Every year I write one of these posts. I never get anything right, but it’s worth a punt...
Keg beer will not rocket in general. A few breweries will expand into using kegs, and others will expand current keg ranges, and they will sell these to the destination beer bars around the UK. A 6.5-7.4% IPA on keg will become core to some brewery ranges. Only about 10-15 breweries will do this properly and do this well.
As some breweries make beers to satisfy the geek end of the market, and see success from doing it (whether cask, keg or bottle), so all breweries will need to look hyper-locally and nail their nearby market with whatever beers will sell best there, probably a sub-4% pale cask session beer. Given the massive competition of breweries in the UK now, these beers need to be really good for a brewery to survive.
Cask beer is very important to British beer and always will be. Kegs add to that and are not some kind of crazy, cask-killing beast. The cask vs. keg debate is tiresome now.
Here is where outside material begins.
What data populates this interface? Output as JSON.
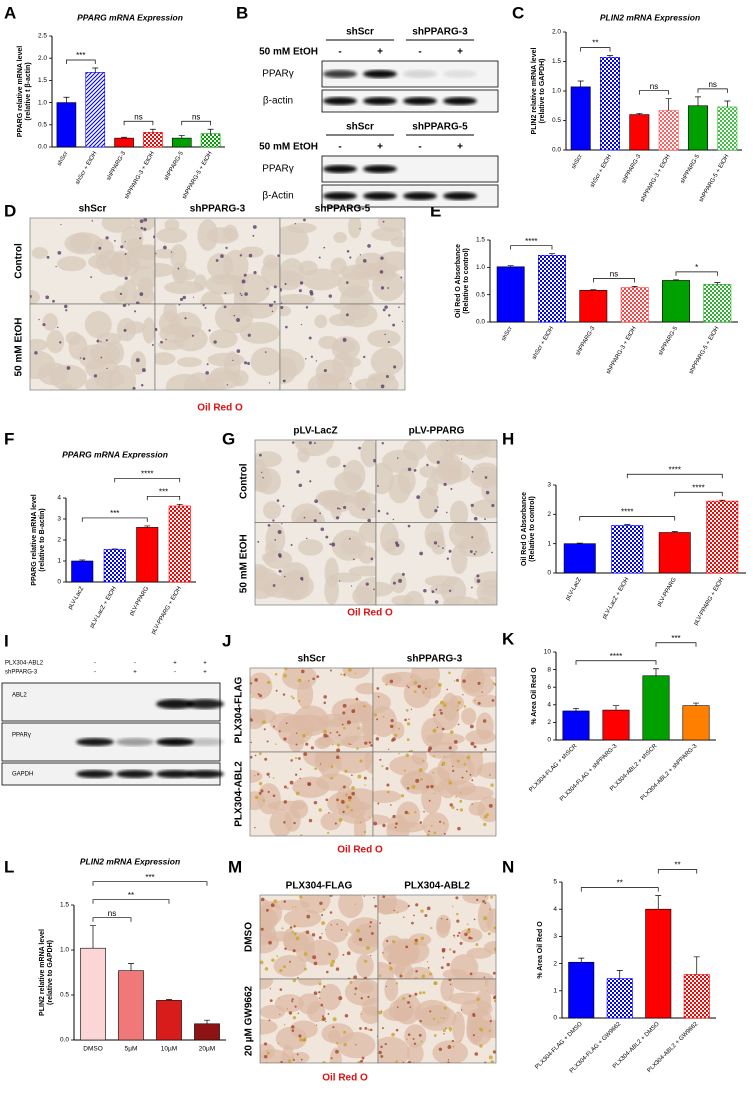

The two need to co-exist because they do different things. With 900 cask breweries in the UK, why fear 10-15 breweries who want to use kegs to dispense some or all of their beers?
The Olympics are the big thing in 2012. I hope we don’t get a load of gold or bronze Olympic-themed ales released for the summer. I hate tacky ‘occasion’ beers – are any of them ever any good?
Because of the Olympics, plus Euro 2012, bottles will be important as more people want to drink at home. This summer will be the summer of home drinking. Breweries had better get filling those bottles.
This is an interesting one: big breweries taking a craft focus. Sharp’s are under MolsonCoors and I expect some good things from Sharp’s in 2012. As well as this, Brains and Thwaites are both opening smaller plants to brew beers outside of their core ranges. Shepherd Neame did this a few years ago but I rarely hear about it anymore, which is a shame. This approach from the regionals and nationals is good to see. I hope the beers are good.
Micro-beer festivals. The 400-cask beer festival is always fun but I love the idea of smaller-scale, better-quality festivals. The Snowdrop Inn showed how it’s possible. I also think themed beer festivals, or events based around certain beer styles, will work well, as was seen with IPA Day in 2011. Brewery showcases and tap takeovers are an extension of this – and they are events to get people to the pub.
Food and beer will make it big in 2012! I hope. It’s been a long time coming but we’re getting closer and closer to people really taking it seriously. If beer is going to be taken seriously in the mainstream then it’ll be alongside food to begin, in the same way that wine attached itself to the dinner table in the 1980s. To get beer to that point it will need a TV programme and major newspaper columns but there are people around who can do those things.
Now for the beers... We’ve had IPAs, we’ve had Black IPAs. Some breweries have veered towards Belgium or played with Belgian yeasts. We’ve had more IPAs, red IPAs, Belgian IPAs and double IPAs. But what beers will come in 2012?
I think straight-up 6.5-7.4% US IPAs will be big still. I’m certainly not done drinking them. I just hope they go into kegs and not casks (or at least go into both).
I think forward-thinking brewers will look backwards at old recipes and styles. Fuller’s do a great job with this already, The Kernel is doing it, Thornbridge and Otley have done some – it’s either taking old brewing records and bringing them back to life or it’s rejuvenating old beer styles like Burtons and old ales.
American hops are still hot but their supply is tight in 2012. This might see some more beers made with English hops. I think by the end of the year there’ll be a beer or two (probably IPAs) that are hopped with just English varieties that are getting us all talking. This might also connect with the previous point of rejuvenated recipes...
I’m personally going to try and drink more Belgian beer in 2012. I’ve let it slip out of my sight in the last two years but I want to drink more. As for British breweries playing with Belgian inspiration... maybe. I don’t think we’ll see a Saison explosion but I expect some brewers will experiment with styles like tripels and Belgian blondes.
Best bitters will get lighter and hoppier.
What do you think will happen in 2012? What beer styles will we see more of? What breweries do we expect to taste good things from?